100 / 3 = 33.3333333... percentage for one right answer (program displays 33%. The digits after mantissa getting cut off)
33.3333333... * 3=100%
Can someone explain me where I went wrong? Thanx.
This is a result of integer division. When you perform division between two integer types, the result is automatically rounded towards 0 to form an integer. So, integer division of (100 / 3) gives a result of 33, not 33.33.... When you multiply that by 3, you get 99. To fix this, you can force floating point division by changing 100 to 100.0. The .0 tells the compiler that it should use a floating point type instead of an integer, forcing floating point division. As a result, rounding will not occur after the division. However, 33.33... cannot be represented exactly by binary numbers. Because of this, you may still see incorrect results at times. Since you store the result as an integer, rounding down will still occur after the multiplication, which will make it more obvious. If you want to use an integer type, you should use the round function on the result:
int percent = round((100.0 / combinations) * rightAnswers);
This will cause the number to be rounded to the closest integer before converting it to an integer type. Alternately, you could use a floating point storage type and specify a certain number of decimal places to display:
float percent = (100.0 / combinations) * rightAnswers;
NSLog(#"Completed %.1f percent",percent); // Display result with 1 decimal place
Finally, since floating point math will still cause rounding for numbers that can't be represented in binary, I would suggest multiplying by rightAnswers before dividing by combinations. This will increase the chances that the result is representable. For example, 100/3=33.33... is not representable and will be rounded. If you multiply by 3 first, you get 300/3=100, which is representable and will not be rounded.
Ints are integers. They can't represent an arbitrary real number like 1/3. Even floating-point numbers, which can represent reals, won't have enough precision to represent an infinitely repeating decimal like 100/3. You'll either need to use an arbitrary-precision library, use a library that includes rationals as a data type, or just store as much precision as you need and round from there (e.g. make your integer unit hundredths-of-a-percent instead of a single percentage point).

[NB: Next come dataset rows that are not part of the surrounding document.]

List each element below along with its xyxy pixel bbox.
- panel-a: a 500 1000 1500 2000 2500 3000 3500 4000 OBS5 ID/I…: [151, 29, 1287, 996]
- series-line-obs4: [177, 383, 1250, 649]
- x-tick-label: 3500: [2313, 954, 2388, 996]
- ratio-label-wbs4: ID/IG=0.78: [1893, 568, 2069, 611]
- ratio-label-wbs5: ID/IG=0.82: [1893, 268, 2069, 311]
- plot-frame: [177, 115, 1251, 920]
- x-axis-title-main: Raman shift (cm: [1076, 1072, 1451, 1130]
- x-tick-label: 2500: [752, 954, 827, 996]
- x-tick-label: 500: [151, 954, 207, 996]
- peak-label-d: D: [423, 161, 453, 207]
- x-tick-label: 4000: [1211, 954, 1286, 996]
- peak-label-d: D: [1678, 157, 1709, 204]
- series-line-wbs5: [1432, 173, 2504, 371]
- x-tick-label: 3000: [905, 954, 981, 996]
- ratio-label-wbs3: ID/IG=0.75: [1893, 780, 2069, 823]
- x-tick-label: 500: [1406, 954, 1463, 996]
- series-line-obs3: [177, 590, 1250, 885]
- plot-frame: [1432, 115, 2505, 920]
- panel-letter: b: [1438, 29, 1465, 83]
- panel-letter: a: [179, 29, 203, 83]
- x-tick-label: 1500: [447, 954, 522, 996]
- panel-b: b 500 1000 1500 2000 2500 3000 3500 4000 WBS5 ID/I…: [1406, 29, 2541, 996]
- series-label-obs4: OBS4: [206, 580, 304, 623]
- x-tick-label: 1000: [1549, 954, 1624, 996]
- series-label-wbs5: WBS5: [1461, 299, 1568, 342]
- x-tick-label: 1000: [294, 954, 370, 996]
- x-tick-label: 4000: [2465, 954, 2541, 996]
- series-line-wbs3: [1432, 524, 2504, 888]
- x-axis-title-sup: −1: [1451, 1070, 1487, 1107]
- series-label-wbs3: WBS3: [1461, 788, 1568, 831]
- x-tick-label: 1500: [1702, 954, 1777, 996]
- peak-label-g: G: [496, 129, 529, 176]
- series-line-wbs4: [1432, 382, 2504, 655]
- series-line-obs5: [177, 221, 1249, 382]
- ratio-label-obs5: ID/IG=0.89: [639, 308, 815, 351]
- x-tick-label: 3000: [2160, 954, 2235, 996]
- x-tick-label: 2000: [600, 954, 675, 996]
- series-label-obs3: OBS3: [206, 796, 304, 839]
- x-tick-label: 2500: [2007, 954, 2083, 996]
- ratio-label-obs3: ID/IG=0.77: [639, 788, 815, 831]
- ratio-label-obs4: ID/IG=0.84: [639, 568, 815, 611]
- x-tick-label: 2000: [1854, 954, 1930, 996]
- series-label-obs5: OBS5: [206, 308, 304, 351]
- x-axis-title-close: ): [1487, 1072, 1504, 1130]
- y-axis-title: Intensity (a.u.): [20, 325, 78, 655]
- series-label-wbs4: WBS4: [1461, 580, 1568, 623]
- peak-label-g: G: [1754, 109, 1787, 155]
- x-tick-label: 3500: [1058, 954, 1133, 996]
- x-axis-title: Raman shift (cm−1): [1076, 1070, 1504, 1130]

You might want to implement some sort of rounding because 33.333....*3 = 99.99999%. 3/10 is an infinite decimal therefore you need some sort of rounding to occur (maybe at the 3rd decimal place) so that the answer comes out correct. I would say if (num*1000 % 10 >= 5) num += .01 or something along those lines multiply by 100 moves decimal 3 times and then mod returns the 3rd digit (could be zero). You also might only want to round at the end once you sum everything up to avoid errors.
EDIT: Didn't realize you were using integers numbers at the end threw me off, you might want to use double or float (floats are slightly inaccurate past 2 or 3 digits which is OK with what you want).
100/3 is 33. Integer mathematics here.